Regenerative Medicine (RM) is directed at
the regeneration of mulfunctioning tissues and organs. This program is actively
involved in the introduction of novel research lines investigating the therapeutic potential of mesenchymal
stem cells (MSC). Pluripotent mesenchymal stem cells (MSCs) are present in a
variety of tissues during human development, and in adults they are prevalent
in the bone marrow where they have been isolated, expanded in culture and
differentiated. They are thought to be the critical in the production of
progenitors with the potential to generate a spectrum of tissues including
bone, cartilage, fat and the marrow stroma itself.
Our knowledge about the
complex, multistep and multifactorial molecular mechanisms underlying MSC
differentiation is currently insufficient to generate “tailor-made MSC” for
disease-specific application. The potential for the therapeutic use of MSC has
been recently investigated in several diverse settings (i) osteogenesis
imperfecta; (ii) Hurler syndrome and (iii) graft-versus-host disease.

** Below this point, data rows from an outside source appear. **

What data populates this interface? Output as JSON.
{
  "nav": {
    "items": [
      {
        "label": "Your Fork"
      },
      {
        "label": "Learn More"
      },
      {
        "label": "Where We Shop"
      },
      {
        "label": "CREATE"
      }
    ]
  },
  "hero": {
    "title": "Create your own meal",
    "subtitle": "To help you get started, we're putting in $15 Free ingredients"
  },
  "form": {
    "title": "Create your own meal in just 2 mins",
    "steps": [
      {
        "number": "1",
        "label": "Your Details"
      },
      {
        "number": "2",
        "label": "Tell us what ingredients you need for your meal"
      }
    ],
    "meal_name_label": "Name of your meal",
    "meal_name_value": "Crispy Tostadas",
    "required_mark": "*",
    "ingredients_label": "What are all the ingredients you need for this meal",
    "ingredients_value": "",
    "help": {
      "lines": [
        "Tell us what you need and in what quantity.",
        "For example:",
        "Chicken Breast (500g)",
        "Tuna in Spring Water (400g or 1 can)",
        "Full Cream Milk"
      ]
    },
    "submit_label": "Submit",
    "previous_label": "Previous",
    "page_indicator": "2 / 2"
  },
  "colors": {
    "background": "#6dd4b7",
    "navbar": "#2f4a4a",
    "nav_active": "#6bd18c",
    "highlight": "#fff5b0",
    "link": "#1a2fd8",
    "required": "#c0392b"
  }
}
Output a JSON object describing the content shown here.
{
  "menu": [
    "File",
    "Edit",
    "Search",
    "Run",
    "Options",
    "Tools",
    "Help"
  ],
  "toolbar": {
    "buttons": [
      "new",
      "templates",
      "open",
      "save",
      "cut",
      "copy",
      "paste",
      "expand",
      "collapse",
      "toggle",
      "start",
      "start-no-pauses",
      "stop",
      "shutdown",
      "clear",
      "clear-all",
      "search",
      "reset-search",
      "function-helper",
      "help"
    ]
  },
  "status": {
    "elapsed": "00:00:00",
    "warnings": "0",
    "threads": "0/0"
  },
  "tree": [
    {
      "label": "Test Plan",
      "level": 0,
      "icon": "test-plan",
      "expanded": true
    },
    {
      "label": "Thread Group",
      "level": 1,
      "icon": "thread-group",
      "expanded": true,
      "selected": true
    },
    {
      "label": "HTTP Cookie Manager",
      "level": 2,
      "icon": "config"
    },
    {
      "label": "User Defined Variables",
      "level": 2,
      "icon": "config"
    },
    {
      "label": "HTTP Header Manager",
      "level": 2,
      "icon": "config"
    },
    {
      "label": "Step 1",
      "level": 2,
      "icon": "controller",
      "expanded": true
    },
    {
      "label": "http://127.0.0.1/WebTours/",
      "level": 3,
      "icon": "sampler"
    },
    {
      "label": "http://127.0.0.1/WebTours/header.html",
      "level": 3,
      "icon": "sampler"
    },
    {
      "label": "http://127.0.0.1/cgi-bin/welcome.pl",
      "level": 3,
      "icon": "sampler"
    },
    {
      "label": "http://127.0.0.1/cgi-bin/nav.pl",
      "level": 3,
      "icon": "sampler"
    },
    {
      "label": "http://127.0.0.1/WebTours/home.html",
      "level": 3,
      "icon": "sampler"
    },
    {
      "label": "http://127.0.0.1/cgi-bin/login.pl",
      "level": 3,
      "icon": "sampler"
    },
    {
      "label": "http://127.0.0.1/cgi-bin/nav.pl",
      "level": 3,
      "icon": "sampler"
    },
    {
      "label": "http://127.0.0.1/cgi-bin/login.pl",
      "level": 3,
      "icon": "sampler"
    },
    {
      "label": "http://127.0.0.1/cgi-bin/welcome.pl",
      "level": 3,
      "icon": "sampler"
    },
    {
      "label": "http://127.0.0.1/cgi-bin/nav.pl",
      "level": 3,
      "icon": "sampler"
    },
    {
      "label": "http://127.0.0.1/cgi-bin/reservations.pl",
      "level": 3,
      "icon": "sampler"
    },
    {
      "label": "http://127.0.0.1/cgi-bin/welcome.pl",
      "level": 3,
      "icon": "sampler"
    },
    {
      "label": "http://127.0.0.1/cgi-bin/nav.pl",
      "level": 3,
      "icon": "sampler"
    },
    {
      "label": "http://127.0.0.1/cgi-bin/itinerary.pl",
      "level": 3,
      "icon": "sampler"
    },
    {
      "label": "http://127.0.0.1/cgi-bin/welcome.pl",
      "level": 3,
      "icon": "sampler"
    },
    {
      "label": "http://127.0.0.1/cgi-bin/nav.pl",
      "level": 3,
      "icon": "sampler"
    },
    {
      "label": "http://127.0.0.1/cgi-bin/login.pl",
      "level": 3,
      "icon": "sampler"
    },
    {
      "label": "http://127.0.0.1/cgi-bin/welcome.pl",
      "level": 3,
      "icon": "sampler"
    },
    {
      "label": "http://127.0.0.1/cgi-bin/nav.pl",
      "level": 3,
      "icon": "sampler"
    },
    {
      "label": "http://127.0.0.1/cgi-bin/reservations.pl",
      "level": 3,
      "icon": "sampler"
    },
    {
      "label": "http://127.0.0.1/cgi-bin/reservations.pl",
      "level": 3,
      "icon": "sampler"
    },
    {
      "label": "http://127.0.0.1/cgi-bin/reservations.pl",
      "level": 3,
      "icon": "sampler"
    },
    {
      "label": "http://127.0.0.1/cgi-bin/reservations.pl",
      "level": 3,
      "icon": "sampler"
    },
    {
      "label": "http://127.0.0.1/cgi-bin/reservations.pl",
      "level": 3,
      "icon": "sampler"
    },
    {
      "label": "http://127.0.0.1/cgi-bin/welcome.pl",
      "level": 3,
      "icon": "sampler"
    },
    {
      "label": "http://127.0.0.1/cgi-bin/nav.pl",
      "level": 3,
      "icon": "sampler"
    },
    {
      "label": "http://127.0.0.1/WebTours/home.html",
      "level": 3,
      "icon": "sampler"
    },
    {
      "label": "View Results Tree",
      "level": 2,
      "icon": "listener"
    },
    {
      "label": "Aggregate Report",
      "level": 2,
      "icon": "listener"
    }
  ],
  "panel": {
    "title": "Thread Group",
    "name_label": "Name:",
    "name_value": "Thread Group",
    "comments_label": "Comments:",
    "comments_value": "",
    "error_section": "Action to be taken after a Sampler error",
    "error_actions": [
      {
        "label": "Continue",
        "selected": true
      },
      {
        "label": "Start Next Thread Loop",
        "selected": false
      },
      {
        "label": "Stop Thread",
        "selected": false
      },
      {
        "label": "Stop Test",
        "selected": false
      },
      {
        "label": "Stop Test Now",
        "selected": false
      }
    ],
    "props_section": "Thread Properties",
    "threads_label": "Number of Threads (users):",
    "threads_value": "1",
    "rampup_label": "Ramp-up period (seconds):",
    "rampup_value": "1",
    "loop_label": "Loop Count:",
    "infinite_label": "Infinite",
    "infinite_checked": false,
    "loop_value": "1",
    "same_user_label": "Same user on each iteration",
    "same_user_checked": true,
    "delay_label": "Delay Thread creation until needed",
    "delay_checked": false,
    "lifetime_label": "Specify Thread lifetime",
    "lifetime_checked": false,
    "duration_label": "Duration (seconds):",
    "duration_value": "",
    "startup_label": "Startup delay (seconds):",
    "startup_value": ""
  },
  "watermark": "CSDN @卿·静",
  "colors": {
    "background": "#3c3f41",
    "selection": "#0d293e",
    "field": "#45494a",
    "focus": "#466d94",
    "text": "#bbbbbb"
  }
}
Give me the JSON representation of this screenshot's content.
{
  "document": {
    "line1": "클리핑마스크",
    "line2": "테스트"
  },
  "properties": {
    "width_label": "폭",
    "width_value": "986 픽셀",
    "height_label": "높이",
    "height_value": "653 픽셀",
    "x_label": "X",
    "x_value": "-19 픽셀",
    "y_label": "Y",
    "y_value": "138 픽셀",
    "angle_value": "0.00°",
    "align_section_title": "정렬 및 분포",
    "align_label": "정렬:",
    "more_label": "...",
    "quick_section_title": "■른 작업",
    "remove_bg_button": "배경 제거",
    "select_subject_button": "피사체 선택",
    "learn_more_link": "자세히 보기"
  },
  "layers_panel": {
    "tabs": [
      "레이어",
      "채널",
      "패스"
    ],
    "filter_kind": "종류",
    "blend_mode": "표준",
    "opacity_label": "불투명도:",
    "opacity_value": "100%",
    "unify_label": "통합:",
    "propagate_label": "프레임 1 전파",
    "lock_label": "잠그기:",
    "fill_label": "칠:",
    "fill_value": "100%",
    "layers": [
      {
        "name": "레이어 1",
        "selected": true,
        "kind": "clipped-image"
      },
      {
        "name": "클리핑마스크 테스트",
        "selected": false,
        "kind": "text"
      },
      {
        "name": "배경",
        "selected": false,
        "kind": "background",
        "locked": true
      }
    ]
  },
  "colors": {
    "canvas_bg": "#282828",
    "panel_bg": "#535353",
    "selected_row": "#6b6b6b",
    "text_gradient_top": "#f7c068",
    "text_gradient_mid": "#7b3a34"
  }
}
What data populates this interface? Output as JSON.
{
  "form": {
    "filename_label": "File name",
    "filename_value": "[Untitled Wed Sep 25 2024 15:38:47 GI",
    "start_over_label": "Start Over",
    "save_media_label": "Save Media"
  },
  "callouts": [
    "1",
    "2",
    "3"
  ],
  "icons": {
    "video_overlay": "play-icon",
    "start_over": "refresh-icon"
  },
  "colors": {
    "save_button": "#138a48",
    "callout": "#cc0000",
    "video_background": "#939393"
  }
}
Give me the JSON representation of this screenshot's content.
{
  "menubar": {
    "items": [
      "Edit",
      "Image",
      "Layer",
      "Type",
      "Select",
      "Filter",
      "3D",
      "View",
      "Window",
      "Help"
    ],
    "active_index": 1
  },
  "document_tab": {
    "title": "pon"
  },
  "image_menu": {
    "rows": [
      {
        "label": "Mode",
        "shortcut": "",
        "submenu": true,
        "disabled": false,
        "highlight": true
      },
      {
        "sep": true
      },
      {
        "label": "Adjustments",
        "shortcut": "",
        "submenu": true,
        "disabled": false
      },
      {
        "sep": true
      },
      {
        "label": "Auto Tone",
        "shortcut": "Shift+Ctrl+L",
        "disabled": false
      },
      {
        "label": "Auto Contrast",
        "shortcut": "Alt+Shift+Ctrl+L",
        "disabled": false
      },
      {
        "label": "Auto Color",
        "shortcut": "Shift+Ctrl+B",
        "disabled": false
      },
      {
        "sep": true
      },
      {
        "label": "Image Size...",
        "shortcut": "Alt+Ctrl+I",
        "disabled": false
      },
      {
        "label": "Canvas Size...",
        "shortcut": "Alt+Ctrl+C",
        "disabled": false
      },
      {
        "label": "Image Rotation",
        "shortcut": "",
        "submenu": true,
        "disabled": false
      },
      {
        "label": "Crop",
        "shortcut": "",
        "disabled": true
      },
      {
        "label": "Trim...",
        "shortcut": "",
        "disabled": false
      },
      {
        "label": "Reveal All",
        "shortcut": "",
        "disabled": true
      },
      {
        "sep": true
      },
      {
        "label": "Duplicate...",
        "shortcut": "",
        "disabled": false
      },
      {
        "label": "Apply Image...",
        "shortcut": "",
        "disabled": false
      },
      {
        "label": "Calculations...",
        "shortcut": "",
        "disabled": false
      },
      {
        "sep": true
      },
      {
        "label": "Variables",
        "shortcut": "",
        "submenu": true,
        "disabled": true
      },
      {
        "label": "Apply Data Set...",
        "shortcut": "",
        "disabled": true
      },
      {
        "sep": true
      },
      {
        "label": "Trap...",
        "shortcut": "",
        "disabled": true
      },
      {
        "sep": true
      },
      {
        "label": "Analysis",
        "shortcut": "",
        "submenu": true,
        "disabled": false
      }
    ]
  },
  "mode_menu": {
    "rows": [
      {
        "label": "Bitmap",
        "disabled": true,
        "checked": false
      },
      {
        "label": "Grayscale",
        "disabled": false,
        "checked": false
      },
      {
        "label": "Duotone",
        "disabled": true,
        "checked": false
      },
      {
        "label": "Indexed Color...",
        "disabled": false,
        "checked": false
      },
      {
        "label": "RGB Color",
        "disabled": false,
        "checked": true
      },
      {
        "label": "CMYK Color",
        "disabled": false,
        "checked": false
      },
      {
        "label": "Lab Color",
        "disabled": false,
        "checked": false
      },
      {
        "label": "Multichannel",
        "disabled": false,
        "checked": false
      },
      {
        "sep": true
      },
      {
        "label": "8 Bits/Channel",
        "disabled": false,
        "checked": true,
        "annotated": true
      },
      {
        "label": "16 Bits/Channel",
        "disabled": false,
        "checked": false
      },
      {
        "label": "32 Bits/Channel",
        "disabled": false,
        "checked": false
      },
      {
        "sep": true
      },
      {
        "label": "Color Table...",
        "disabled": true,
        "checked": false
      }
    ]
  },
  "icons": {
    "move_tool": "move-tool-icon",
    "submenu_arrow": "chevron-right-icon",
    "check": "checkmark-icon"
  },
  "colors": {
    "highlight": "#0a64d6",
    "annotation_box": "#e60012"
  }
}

However, current problems in the use of MSC
for regenerative medicine include (a) lack of multipotency after in vitro
culture, (b) poor survival of cells when transplanted in vivo, (c) optimal age
of donors and source of isolated MSC and (d) poor proliferation of MSC in vitro
resulting in minimal expansion.
This program aims at understanding the
molecular and cellular mechanisms underlying the survival, proliferation and
differentiation of MSC. By ex-vivo manipulation of these cells it should be
possible to increase their therapeutic potential and eventually generate
“tailor-made MSCs” for application to specific pediatric diseases.
General Aims
1. To understand the molecular mechanisms
regulating the expansion and differentiation of MSC. This involves analysis of
the intracellular signaling pathways and epigenetic regulatory mechanisms with
the aim of improving the survival, expansion and differentiation of MSC in vivo.
2. To evaluate the functional consequences
of “aged” versus “young” MSC, as well as stem cell sources (bone marrow, fat,
Wharton’s jelly) for therapeutic use.
3. To develop novel (molecular) therapies
enabling functional modulation of MSC ex-vivo and allowing novel, tailor-made
therapeutic strategies for orthopedic, metabolic and immune diseases.
4. Participate in state-of-the-art clinical
trials utilizing MSC for treatment of pediatric disease.